Personagens como a Mulher Gorda, a Rapariga Magra, o Adolescente Musculado, o Velho, o Homem Exemplarmente Vestido, a Mulher Móvel, a Mulher Imóvel, o Homem Desempregado, entre outros, vão surgir ao longo da obra que se desenrola sob a forma de capítulos breves, quase como se tratassem de contos que se vão articulando entre si. Caberá ao leitor criar a imagem, a descrição física dos personagens porque tudo isso na obra é acessório. A narrativa centra a sua força nos problemas de cada morador do prédio que, no fundo, se assemelham aos nossos problemas também, daí a aproximação à realidade social através de temas como os do desemprego, distúrbios alimentares como a anorexia, a imigração, a velhice, psicoses e depressões, entre outros.
A importância do corpo continua a ser um dos pontos-chave neste novo romance de Sandro William Junqueira. O corpo é apresentado como motor de prazer ou de dor, ou até mesmo em situação de mobilidade condicionada. O corpo também é apresentado na sua íntima relação com a parte emocional e psicológica, abrindo aqui uma brecha para as doenças do foro psiquiátrico que se desenvolvem ou que são potenciadas no decurso de situações concretas como o desemprego, a ansiedade, as expectativas goradas, a infelicidade generalizada que, em situações-limite, poderão conduzir ao suicídio. "Muitas vezes queremos agarrar a vida com a nossa própria mão. Mas a vida é um balão que encontra sempre uma maneira de se ver livre dos dedos." (p. 24)
É na forma como cada personagem sobrevive à realidade que, não raras vezes, somos confrontados com a escrita afiada do autor que apresenta as ideias de uma forma tão depurada, através de frases também breves. Palavras soltas com ponto final são várias vezes o suficiente para esmagar o leitor à crueldade da realidade que se apresenta tantas vezes dura, difícil.
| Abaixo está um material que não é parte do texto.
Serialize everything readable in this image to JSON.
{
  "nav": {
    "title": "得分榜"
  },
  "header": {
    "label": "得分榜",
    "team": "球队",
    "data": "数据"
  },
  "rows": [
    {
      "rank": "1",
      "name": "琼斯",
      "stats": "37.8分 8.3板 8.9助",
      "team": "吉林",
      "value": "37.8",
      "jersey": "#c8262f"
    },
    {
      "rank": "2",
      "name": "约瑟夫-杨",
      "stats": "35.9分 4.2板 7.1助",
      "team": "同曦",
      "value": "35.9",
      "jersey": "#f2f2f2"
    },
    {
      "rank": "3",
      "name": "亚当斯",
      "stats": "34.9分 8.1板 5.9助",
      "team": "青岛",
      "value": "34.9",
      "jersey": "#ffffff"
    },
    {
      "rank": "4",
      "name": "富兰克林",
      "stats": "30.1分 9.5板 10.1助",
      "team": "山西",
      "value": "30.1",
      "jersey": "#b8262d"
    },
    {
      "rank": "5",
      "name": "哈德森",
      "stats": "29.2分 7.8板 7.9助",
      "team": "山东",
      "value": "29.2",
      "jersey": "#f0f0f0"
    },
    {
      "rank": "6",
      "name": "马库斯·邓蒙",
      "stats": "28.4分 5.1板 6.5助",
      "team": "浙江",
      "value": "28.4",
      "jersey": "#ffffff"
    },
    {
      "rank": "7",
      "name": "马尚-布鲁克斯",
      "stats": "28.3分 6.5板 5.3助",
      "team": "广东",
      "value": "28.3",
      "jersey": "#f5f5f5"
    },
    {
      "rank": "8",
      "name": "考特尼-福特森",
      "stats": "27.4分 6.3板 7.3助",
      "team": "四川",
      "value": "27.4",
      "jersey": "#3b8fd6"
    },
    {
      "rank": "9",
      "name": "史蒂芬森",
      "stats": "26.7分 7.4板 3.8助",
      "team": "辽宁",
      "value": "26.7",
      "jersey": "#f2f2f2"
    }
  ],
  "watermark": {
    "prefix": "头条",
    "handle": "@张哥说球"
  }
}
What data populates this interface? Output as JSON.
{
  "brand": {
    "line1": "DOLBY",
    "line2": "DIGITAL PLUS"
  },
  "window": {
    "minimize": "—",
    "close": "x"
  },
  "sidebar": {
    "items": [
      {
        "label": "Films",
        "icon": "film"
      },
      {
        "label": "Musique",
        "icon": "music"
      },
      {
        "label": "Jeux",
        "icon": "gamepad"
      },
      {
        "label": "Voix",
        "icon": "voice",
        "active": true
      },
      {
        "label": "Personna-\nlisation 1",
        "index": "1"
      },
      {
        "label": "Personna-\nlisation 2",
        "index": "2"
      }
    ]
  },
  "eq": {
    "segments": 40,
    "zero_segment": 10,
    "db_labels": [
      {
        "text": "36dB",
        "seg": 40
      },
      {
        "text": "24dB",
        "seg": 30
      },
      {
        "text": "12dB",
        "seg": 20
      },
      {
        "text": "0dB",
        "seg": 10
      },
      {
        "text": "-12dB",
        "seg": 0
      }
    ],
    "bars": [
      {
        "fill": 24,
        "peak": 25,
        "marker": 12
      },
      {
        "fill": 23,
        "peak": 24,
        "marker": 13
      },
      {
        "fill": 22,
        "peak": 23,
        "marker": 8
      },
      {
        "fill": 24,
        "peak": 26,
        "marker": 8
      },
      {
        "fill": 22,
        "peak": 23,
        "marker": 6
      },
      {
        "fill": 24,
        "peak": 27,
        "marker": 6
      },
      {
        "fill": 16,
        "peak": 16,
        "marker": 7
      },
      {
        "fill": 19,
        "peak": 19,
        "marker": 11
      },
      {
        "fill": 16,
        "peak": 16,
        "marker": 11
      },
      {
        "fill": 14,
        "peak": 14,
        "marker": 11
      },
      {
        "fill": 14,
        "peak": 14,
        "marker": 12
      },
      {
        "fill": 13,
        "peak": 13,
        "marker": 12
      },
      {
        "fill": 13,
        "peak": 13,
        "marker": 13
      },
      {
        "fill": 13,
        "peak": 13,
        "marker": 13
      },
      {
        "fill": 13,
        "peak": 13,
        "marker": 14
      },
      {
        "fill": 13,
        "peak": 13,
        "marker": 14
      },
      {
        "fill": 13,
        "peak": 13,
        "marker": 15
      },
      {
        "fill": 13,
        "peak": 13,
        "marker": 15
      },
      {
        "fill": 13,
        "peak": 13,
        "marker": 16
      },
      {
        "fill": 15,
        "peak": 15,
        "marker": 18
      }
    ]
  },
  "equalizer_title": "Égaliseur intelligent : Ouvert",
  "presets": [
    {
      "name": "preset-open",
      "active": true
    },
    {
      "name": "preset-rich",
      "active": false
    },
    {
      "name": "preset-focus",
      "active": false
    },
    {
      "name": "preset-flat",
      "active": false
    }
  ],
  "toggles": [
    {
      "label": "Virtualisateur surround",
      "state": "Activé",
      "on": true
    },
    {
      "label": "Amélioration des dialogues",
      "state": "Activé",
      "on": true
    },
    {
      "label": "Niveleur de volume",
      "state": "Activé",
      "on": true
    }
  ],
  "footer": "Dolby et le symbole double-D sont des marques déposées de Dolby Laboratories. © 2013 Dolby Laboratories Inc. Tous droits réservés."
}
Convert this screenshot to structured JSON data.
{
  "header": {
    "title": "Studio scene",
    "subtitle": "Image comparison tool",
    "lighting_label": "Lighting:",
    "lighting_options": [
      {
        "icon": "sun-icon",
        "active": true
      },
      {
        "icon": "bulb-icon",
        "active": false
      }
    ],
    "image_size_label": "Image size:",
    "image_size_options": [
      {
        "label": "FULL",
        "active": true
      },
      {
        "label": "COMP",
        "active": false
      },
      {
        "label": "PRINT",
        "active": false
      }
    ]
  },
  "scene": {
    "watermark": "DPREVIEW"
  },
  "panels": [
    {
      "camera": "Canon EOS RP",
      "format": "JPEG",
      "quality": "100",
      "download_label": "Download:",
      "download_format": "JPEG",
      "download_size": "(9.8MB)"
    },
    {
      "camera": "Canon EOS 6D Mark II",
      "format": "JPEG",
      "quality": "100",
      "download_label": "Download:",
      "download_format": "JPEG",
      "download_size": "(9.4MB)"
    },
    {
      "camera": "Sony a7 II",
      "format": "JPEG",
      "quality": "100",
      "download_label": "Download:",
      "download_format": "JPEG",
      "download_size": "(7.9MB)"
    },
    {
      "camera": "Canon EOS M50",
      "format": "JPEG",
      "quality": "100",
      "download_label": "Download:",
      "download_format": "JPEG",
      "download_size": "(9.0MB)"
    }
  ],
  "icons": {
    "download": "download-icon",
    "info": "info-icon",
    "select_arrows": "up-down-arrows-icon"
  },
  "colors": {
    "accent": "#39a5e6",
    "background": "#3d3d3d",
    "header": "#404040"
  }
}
“Quando as Girafas baixam o Pescoço” é um romance que volta a marcar o leitor, em todos os sentidos. Este novo livro remete-nos para a grandeza apresentada em “Um Piano para Cavalos Altos” e consolidada em “No Céu não há Limões”, contudo, é, talvez, a sua dimensão mais realista que torna este livro tão especial e tão próximo da vida das pessoas, das suas vicissitudes, dos seus dilemas, das suas angústias.
Trabalhar uma escrita quase em tom minimalista é quase como que utilizar uma faca bem afiada para que elimine toda e qualquer gordura linguística e até gramatical. Está tudo no devido lugar. Qualquer palavra a mais, será um excesso, um abuso até.
Este registo linguístico que carece de adjectivos para além dos nomes dos personagens é de tal modo trabalhado e reflexivo que, neste novo romance, adquire mais um atributo face aos romances anteriores, que é o recurso aos aforismos ou máximas que surgem ao longo da obra. “A memória é a âncora que nos prende ao Inferno.” (p. 73)
Um personagem que parece transversal nos vários romances do autor é o representante do elemento religioso, seja pela via de um sacerdote, um padre ou, neste romance, um profeta que era o visionário da rua. O profeta apregoa os últimos dias com a chegada inevitável do Armagedão. Este elemento constitui, em certa medida, a garantia de funcionamento de um macro ou microcosmos, muito para lá da questão religiosa em si mesma, e mais como uma tentativa de interpretação de sinais existentes na natureza que não estão acessíveis à maioria das pessoas (ou como reforço e consolidação de um dado regime político), havendo, pois, os escolhidos que promovem essa explicação da natureza e do mundo aos demais. “Porque quem não temer o Armagedão é cobarde. Porque quem não temer o exército de salmões e gafanhotos divinamente modificados é medricas. Porque quem não tiver medo de beber a peçonha e quem não gritar aaaiiiii é fraco. Porque todos, um dia, somos Golias e, no dia seguinte, ferida.
E quem escutou, salvou-se.
E quem não escutou, fodeu-se.
Disse.” (p. 152)
“Quando as Girafas baixam o Pescoço” constitui uma metáfora da vida tecida pelas linhas da ironia.